Le violenze nella Cisgiordania occupata non si placano. Ma mentre a Jenin l’esercito israeliano ha attaccato via cielo il campo profughi e nel sud avanzano i piani di evacuazione forzata della popolazione palestinese, nel mirino di Tel Aviv è finita anche una scuola costruita con i soldi della Cooperazione italiana. Domenica 18 maggio la scuola elementare del villaggio di Khirbet Um Qussa, nell’area di Masafer Yatta, ha infatti ricevuto un ordine di demolizione da parte dell’amministrazione civile israeliana: “Circa 60 bambini perderebbero il diritto di studiare. La scuola più vicina è a 8 chilometri di distanza” dice a Ilfattoquotidiano.it Ali Awad, attivista palestinese del movimento Youth of Sumud.
La scuola è stata finanziata nel 2020 dall’Agenzia Italiana per la Cooperazione allo Sviluppo (Aics) e nasce originariamente come un agglomerato di tende. Oggi la struttura è composta da otto aule che ospitano circa 60 studenti – tra la prima e la quarta classe – provenienti da Um Qussa e dalle comunità vicine di Al-Makhroub e Al-Obaidiya. Già nel novembre del 2022, l’esercito ha raso al suolo la scuola di As-Sfai, finanziata dall’Ue, nella stessa area.
Le demolizioni menzionate non sono altro che la punta dell’iceberg di un progetto ben più ampio di annessioni. “L’esercito di occupazione ti rende la vita impossibile. È evidente che l’obiettivo del governo israeliano è quello di annettere la zona C allo Stato di Israele”, afferma Issa Amro, attivista palestinese e fondatore del movimento non violento Youth Against Settlement, Hebron (al-khalil).
Masafer Yatta è una zona collinare dove abitano 2.800 persone dislocate in 12 villaggi, situata nel sud di Hebron. Nei primi anni ’80 l’intera area stata dichiarata zona di addestramento militare “Firing Zone 918”. Tale destinazione d’uso è servita però a mascherare l’obbiettivo di espellere i palestinesi dalle loro terre per favorire l’espansione degli insediamenti israeliani. Dopo oltre 40 anni di resistenza non violenta, nel maggio del 2022, in seguito alla sentenza dell’Alta corte di giustizia israeliana, l’esercito ha ora l’autorità legale di demolire 8 dei 12 villaggi dell’area. Da allora si registrano crescenti violenze: il villaggio di Um-Al Khair ha ricevuto di recente un avviso di demolizione per 10 abitazioni. Oggi 1.300 persone sono a rischio imminente di espulsione dalle loro abitazioni. Alle famiglie palestinesi viene ripetutamente negato l’accesso alle strade, alle fonti d’acqua ed energetiche, alle scuole e ai servizi medici.

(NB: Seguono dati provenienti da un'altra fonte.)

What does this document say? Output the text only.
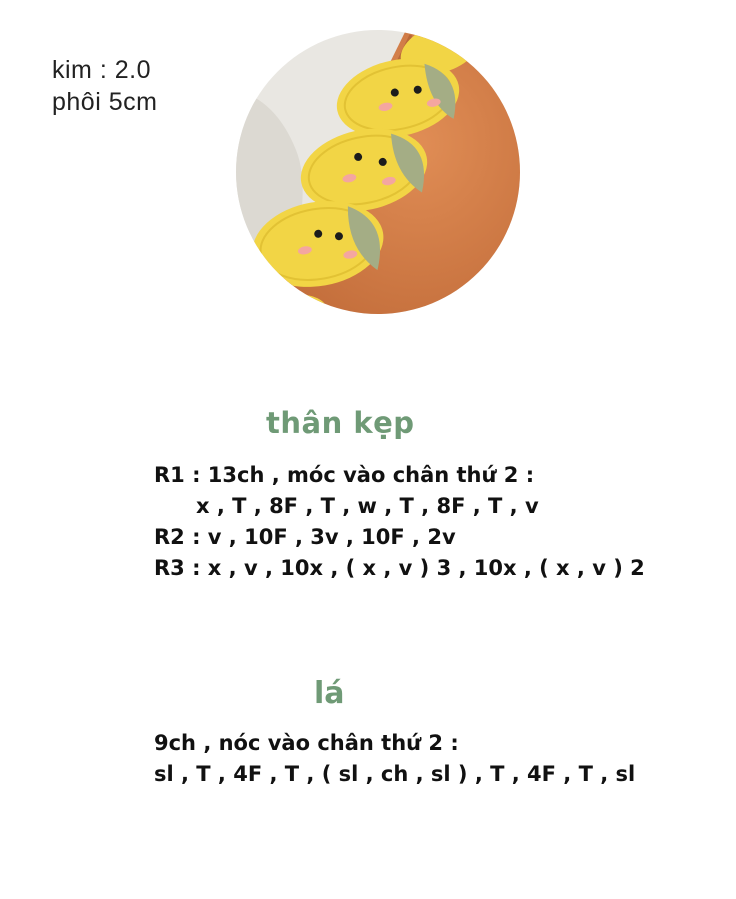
kim : 2.0
phôi 5cm
thân kẹp
R1 : 13ch , móc vào chân thứ 2 :
x , T , 8F , T , w , T , 8F , T , v
R2 : v , 10F , 3v , 10F , 2v
R3 : x , v , 10x , ( x , v ) 3 , 10x , ( x , v ) 2
lá
9ch , nóc vào chân thứ 2 :
sl , T , 4F , T , ( sl , ch , sl ) , T , 4F , T , sl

L’appello ai tribunali israeliani rappresenta l’ultima risorsa per fermare la demolizione della scuola. Le passate esperienze, però, dimostrano che questi appelli non sono che un disperato tentativo di rimandare quella che per molti sta diventando una inevitabile realtà. “Quando le nostre case ricevono un ordine di demolizione abbiamo due opzioni: o demolirle con le nostre stesse mani o pagare l’esercito israeliano per farlo” dice Sami Huraini, attivista palestinese dell’area di Masafer Yatta e leader del Comitato popolare nonviolento. Questo significa che senza un intervento della comunità internazionale non solo gli aiuti finanziari dell’Aics andranno sprecati a causa di una prassi illegale secondo il diritto internazionale, ma saranno le medesime comunità verso cui questi finanziamenti sono stati devoluti a dover pagare per la distruzione delle loro case e delle loro scuole. “La presenza protettiva degli attivisti internazionali e israeliani rappresenta spesso una questione di vita o di morte per la nostra comunità” spiega infatti Nasser Nawaj’ah, attivista palestinese per i diritti umani dell’organizzazione B’Tselem.